Non si può escludere però che legittimamente le norme di un regolamento di condominio - aventi natura contrattuale, in quanto predisposte dall'unico originario proprietario dell'edificio ed accettate con i singoli atti di acquisto dai condomini ovvero adottate in sede assembleare con il consenso unanime di tutti i condomini - possano derogare od integrare la disciplina legale ed in particolare possano dare del concetto di decoro architettonico una definizione più rigorosa di quella accolta dall'art. 1120 c.c., estendendo il divieto di immutazione sino ad imporre la conservazione degli elementi attinenti alla simmetria, all'estetica, all'aspetto generale dell'edificio, quali esistenti nel momento della sua costruzione od in quello della manifestazione negoziale successiva (Cass. civ., sez. II, 06/10/1999, n. 11121).
È vero però che le limitazioni ai diritti dei condomini, contenute nel regolamento c.d. esterno, debbono essere formulate in modo espresso o comunque non equivoco (Cass. civ., sez. II, 10/02/2010, n. 3002).

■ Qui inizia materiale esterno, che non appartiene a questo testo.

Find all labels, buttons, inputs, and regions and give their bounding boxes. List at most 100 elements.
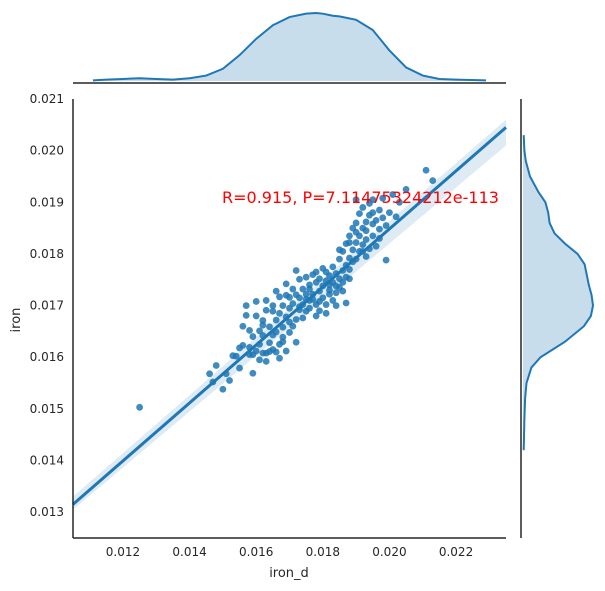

Il giudice torinese ha notato però che l'espressione "è vietato eseguire opere o lavori …che possano alterare l'aspetto estetico dell'immobile" se interpretata in modo strettamente letterale finirebbe per impedire ogni intervento, anche di impatto minimo e trascurabile, in quanto quasi tutti gli interventi alterano, in qualche modo, la struttura e l'estetica del fabbricato.